Sim, é falsa. Porque não possuímos encaixe perfeito a nada nem a ninguém. E acreditar que sim também é narcísico. Que ousadia crer que um outro ser, tão complexo quanto você mesmo, será paralelo e complementar a você em todos os pontos! Também porque não somos uma peça imutável do quebra cabeça. Não somos os mesmos sempre. Não somos nem fixos, nem de papel.

Mas somos capacitados com poder cognitivo-passional. Somos capazes de construir mundos a partir do que temos. Somos capazes de viver Matrix conscientemente. Somos capazes de nos reinventar...e de escolher.

Ao nos perceber incompletos e carentes, buscamos o outro complementar. E quando cremos tê-lo encontrado, promulgamos pactos. De individualidade, de fidelidade, de sinceridade, de exclusividade, de permanência. E de fato, acabamos por crer na expressão clichê citada, e sorrimos por isso.

Mas o tempo, dádiva divina aos mortais incompletos em construção, um dia, a uns de forma cruel, a outros de maneira mais mansa, ensina a verdade que agora defendo: nada completa ninguém 100%, em 100% do tempo. O que fazer, então, se a essa altura, com compromissos selados e juras feitas, se descobre que o outro, a quem se prometeu ser metade, não é tão complementar como se imaginava? O que fazer quando percebemos que o outro não é feito à nossa imagem e semelhança, não responde às nossas expectativas fantasmas, nem cabe dentro de nossos castelos de areia?
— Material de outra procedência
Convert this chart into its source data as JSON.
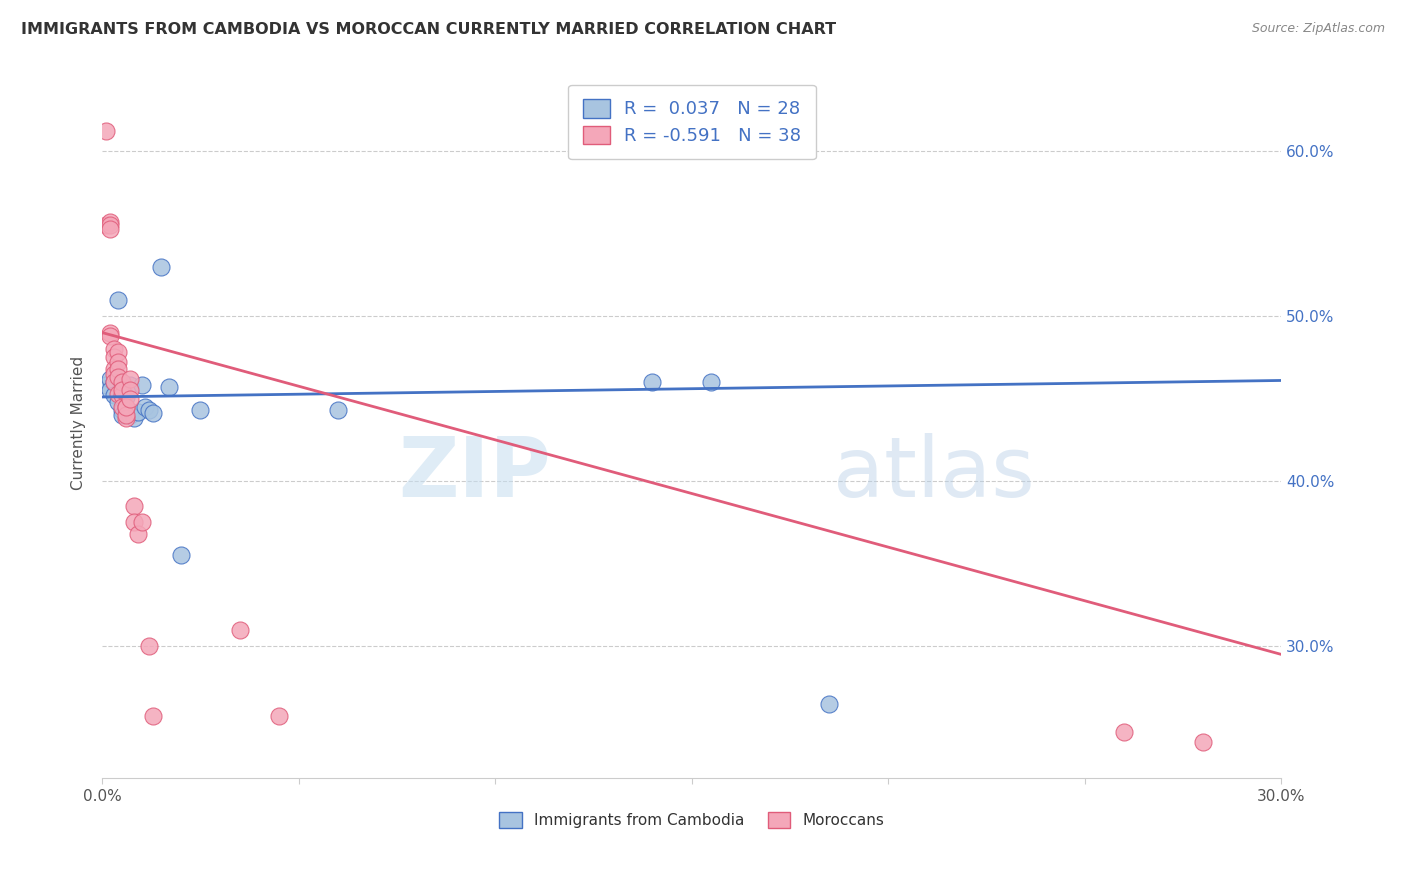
{
  "title": "IMMIGRANTS FROM CAMBODIA VS MOROCCAN CURRENTLY MARRIED CORRELATION CHART",
  "source": "Source: ZipAtlas.com",
  "ylabel": "Currently Married",
  "watermark": "ZIPatlas",
  "legend_label1": "Immigrants from Cambodia",
  "legend_label2": "Moroccans",
  "r1": 0.037,
  "n1": 28,
  "r2": -0.591,
  "n2": 38,
  "xlim": [
    0.0,
    0.3
  ],
  "ylim": [
    0.22,
    0.65
  ],
  "color_cambodia": "#a8c4e0",
  "color_morocco": "#f4a7b9",
  "line_color_cambodia": "#4472c4",
  "line_color_morocco": "#e05c7a",
  "background_color": "#ffffff",
  "grid_color": "#cccccc",
  "cambodia_points": [
    [
      0.001,
      0.458
    ],
    [
      0.002,
      0.462
    ],
    [
      0.002,
      0.455
    ],
    [
      0.003,
      0.46
    ],
    [
      0.003,
      0.452
    ],
    [
      0.004,
      0.448
    ],
    [
      0.004,
      0.51
    ],
    [
      0.005,
      0.443
    ],
    [
      0.005,
      0.44
    ],
    [
      0.005,
      0.458
    ],
    [
      0.006,
      0.451
    ],
    [
      0.006,
      0.443
    ],
    [
      0.007,
      0.44
    ],
    [
      0.007,
      0.458
    ],
    [
      0.008,
      0.438
    ],
    [
      0.009,
      0.442
    ],
    [
      0.01,
      0.458
    ],
    [
      0.011,
      0.445
    ],
    [
      0.012,
      0.443
    ],
    [
      0.013,
      0.441
    ],
    [
      0.015,
      0.53
    ],
    [
      0.017,
      0.457
    ],
    [
      0.02,
      0.355
    ],
    [
      0.025,
      0.443
    ],
    [
      0.06,
      0.443
    ],
    [
      0.14,
      0.46
    ],
    [
      0.155,
      0.46
    ],
    [
      0.185,
      0.265
    ]
  ],
  "morocco_points": [
    [
      0.001,
      0.612
    ],
    [
      0.001,
      0.555
    ],
    [
      0.002,
      0.557
    ],
    [
      0.002,
      0.555
    ],
    [
      0.002,
      0.553
    ],
    [
      0.002,
      0.49
    ],
    [
      0.002,
      0.488
    ],
    [
      0.003,
      0.48
    ],
    [
      0.003,
      0.475
    ],
    [
      0.003,
      0.468
    ],
    [
      0.003,
      0.465
    ],
    [
      0.003,
      0.46
    ],
    [
      0.004,
      0.478
    ],
    [
      0.004,
      0.472
    ],
    [
      0.004,
      0.468
    ],
    [
      0.004,
      0.453
    ],
    [
      0.004,
      0.463
    ],
    [
      0.005,
      0.452
    ],
    [
      0.005,
      0.46
    ],
    [
      0.005,
      0.445
    ],
    [
      0.005,
      0.455
    ],
    [
      0.006,
      0.445
    ],
    [
      0.006,
      0.438
    ],
    [
      0.006,
      0.44
    ],
    [
      0.006,
      0.445
    ],
    [
      0.007,
      0.462
    ],
    [
      0.007,
      0.455
    ],
    [
      0.007,
      0.45
    ],
    [
      0.008,
      0.385
    ],
    [
      0.008,
      0.375
    ],
    [
      0.009,
      0.368
    ],
    [
      0.01,
      0.375
    ],
    [
      0.012,
      0.3
    ],
    [
      0.013,
      0.258
    ],
    [
      0.035,
      0.31
    ],
    [
      0.045,
      0.258
    ],
    [
      0.26,
      0.248
    ],
    [
      0.28,
      0.242
    ]
  ]
}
Na maioria das vezes, perceber tal verdade é o golpe de estado que destrói todas as regras vigentes até então. Declaramos o estado de sítio nas relações e, em nome de um bem maior, anulamos todos os direitos conquistados. As promessas, alianças, compromissos são desfeitos num passe de mágica em nome da “felicidade”. Afinal, aprendemos em Matrix que “o importante é ser feliz”. Mesmo que nossa felicidade esteja fundamentada em conceitos virtuais, princípios “laranja”.

Nem nos preocupamos com o fato de que ser metade de alguém, ou fazer parte de algo, nos compromete. “Você é responsável por aquilo que cativa”. Se bem que, ser responsável, nos dias de hoje, está fora de moda. Mas isto é outra questão.
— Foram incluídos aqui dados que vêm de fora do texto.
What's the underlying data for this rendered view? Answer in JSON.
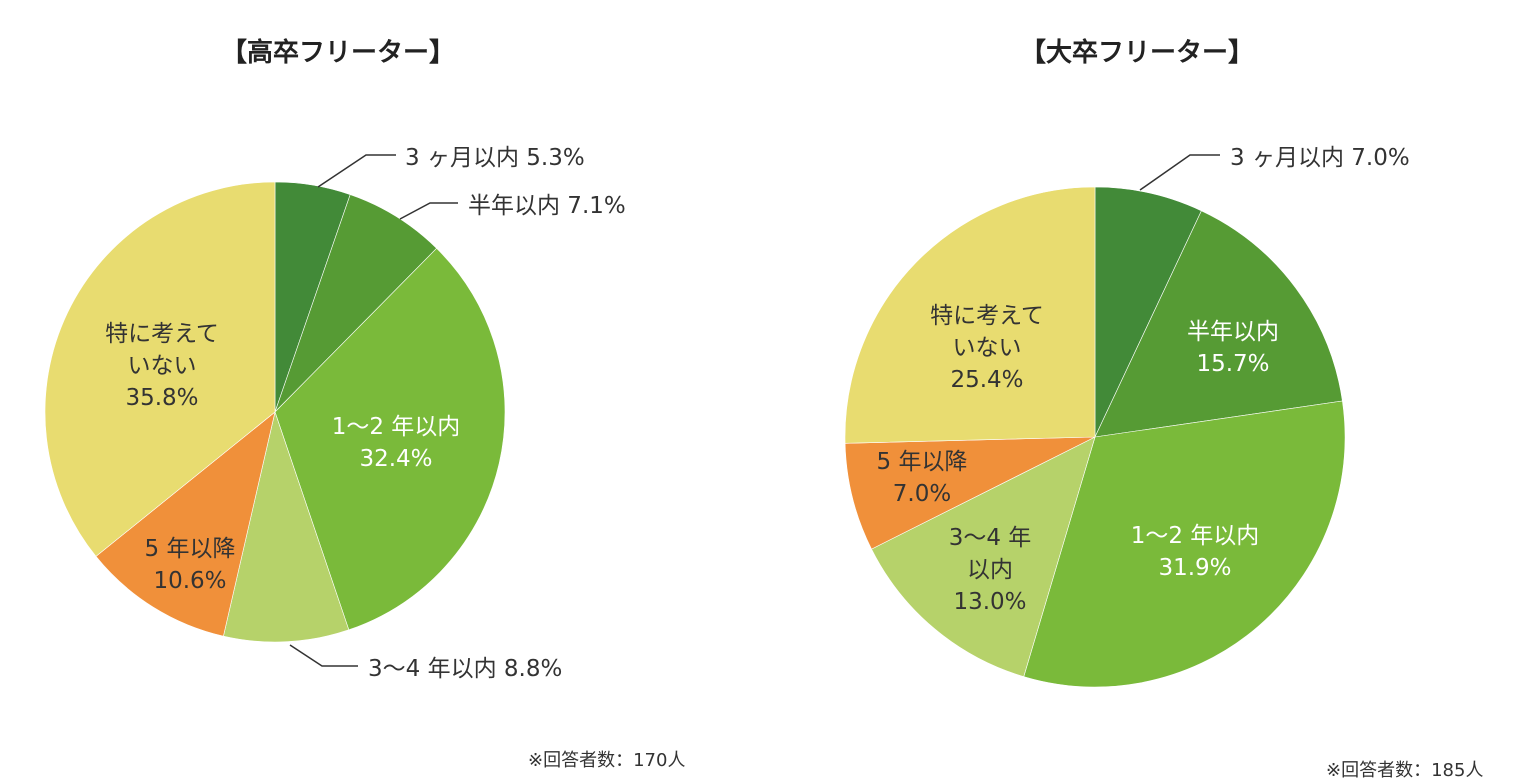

A questão aqui é amar um outro, complementar sim, mas não aos nossos moldes distorcidos, nem somente quando se encaixa em nossas expectativas egoístas. Amar por escolha deliberada e consciente de seus resultados e consequências. Ver a beleza de ser um pouco mais completo a partir de um outro, tão incompleto quanto. Ver a beleza de não ser plenamente metade, mas ainda assim completar. E ter o privilégio de ser eleita a metade faltante em outro alguém. Ter o privilégio de pertencer.

Conto nos dedos das mãos o número de pessoas que foram humildes o suficiente para admitir essa verdade, e para pagar o preço para vivê-la: amar o outro que nos faz metade de si, mesmo que não seja pleno...nem perfeitamente complementar ao nosso molde. E sorrir por isso.